NATIONAL SPACE CENTRE HOSTS 150 STUDENTS FOR PPG MASTERCLASS


The National Space Academy has been working with PPG, a global manufacturer of paints, coatings, and speciality materials, to inspire young people to pursue STEM and space-sector careers through a series of chemistry masterclasses.

To celebrate the programme, which started last year, the National Space Centre is hosting two local schools for four masterclasses on the 26th of October. Children from Sandfield Close Primary School and Soar Valley College will be conducting experiments and learning about the key role colour plays in space exploration in the National Space Academy teaching laboratory at the centre.

Aimed at school years six to nine, the PPG-sponsored National Space Academy masterclasses have been designed to give students a unique look at colour and material in the context of space. The new masterclasses have been delivered to over 1000 students at 16 schools across the UK so far.

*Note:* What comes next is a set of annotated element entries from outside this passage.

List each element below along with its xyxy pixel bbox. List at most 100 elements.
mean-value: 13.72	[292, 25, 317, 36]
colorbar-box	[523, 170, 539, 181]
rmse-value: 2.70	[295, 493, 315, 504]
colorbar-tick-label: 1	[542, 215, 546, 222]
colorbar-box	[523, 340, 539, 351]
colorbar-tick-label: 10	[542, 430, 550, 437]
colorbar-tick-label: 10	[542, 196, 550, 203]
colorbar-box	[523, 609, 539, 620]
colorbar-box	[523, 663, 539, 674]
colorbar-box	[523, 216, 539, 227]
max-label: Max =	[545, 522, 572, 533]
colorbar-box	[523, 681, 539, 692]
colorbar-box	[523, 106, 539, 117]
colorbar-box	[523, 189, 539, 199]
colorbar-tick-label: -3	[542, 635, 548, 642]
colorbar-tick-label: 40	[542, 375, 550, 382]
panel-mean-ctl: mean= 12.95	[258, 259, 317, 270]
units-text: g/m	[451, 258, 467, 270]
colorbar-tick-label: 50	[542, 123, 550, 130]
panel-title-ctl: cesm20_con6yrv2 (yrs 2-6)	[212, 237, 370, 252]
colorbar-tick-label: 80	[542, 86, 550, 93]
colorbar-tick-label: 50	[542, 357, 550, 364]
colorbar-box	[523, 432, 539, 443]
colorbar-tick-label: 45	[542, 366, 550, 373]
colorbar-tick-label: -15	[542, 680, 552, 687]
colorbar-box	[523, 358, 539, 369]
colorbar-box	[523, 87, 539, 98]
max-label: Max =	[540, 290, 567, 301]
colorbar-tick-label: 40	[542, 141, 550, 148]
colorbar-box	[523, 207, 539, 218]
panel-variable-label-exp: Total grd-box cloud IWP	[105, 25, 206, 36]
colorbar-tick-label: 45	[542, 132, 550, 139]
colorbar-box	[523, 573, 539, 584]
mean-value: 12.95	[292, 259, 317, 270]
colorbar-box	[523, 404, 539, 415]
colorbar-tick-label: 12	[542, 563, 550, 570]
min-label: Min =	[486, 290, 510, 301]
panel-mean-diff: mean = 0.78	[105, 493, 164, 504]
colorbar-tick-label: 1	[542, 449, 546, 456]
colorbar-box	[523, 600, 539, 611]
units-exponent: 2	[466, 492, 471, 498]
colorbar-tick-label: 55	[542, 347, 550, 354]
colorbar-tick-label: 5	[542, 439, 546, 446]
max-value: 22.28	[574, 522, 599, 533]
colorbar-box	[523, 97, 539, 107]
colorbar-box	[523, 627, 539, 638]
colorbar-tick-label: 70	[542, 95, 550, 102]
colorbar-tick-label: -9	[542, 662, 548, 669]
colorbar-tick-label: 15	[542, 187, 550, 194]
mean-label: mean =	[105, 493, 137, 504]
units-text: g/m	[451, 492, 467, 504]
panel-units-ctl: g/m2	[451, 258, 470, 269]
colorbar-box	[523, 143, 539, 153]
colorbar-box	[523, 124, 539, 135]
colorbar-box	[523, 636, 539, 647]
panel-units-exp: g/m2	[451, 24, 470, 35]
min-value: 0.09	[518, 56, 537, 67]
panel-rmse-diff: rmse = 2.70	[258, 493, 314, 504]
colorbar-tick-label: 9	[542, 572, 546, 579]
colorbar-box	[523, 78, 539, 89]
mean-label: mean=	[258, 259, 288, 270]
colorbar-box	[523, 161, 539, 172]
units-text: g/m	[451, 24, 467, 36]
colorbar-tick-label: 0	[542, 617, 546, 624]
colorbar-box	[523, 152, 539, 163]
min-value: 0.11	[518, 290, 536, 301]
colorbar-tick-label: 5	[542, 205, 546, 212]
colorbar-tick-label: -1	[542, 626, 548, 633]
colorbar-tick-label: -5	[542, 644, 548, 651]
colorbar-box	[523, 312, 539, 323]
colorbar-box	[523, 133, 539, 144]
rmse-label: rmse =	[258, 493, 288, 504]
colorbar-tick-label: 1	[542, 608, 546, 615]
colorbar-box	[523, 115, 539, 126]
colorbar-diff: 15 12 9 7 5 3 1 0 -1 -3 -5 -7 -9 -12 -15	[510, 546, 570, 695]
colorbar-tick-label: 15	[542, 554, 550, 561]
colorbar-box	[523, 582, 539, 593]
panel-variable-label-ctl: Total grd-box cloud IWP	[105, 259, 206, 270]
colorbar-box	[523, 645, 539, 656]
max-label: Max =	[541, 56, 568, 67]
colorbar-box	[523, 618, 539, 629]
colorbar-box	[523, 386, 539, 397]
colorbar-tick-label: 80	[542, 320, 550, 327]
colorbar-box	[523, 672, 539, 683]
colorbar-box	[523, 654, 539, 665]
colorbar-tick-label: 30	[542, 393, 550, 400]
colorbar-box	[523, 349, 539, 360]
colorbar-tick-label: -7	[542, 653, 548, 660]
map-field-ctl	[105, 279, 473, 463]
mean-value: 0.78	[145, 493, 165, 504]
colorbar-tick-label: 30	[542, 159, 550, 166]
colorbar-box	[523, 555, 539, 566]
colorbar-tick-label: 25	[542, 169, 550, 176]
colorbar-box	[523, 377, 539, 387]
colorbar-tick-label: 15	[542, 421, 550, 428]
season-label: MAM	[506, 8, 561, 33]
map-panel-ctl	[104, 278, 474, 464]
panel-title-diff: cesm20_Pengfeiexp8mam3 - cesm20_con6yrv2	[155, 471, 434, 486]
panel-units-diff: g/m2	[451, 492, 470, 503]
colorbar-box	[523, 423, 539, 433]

PPG have provided funding to make bursaries of £300 available towards the cost of running these masterclasses in schools: they are run as one-day events with up to three sessions for different classes. This funding is still available but will run out in December, so any schools interested are advised to make a booking soon.

The masterclasses will feature a number of practical experiments to help students understand why certain colours are used most frequently in space projects, and be able to answer questions like: ‘Why are NASA’s rockets painted white?”. Through the link with PPG, pupils will get the opportunity to make their own paints and test them to see how different colours absorb heat radiation.

Paul Dowie, HR Director at PPG, said: “Engaging children in STEM subjects at an early age is essential to building a skilled workforce in years to come. But this isn’t just down to educators, businesses can also do their part in making students more aware of the opportunities available to those who pursue STEM-based learning.

“Teaming up with the National Space Academy to create these chemistry masterclasses means we can bring to life the scientific principles students study in school and textbooks through practical, exciting demonstrations within the context of something as stimulating as space travel.”

Andy McMurray, Head of Teaching and Learning at the National Space Academy, added: “It’s incredible how much of UK industry is involved in the space sector so we want to raise awareness of the diversity of these opportunities for all young people. Partnering with a leading brand like PPG provides great commercial context to the science we are teaching and shows pupils how chemistry works outside the classroom.”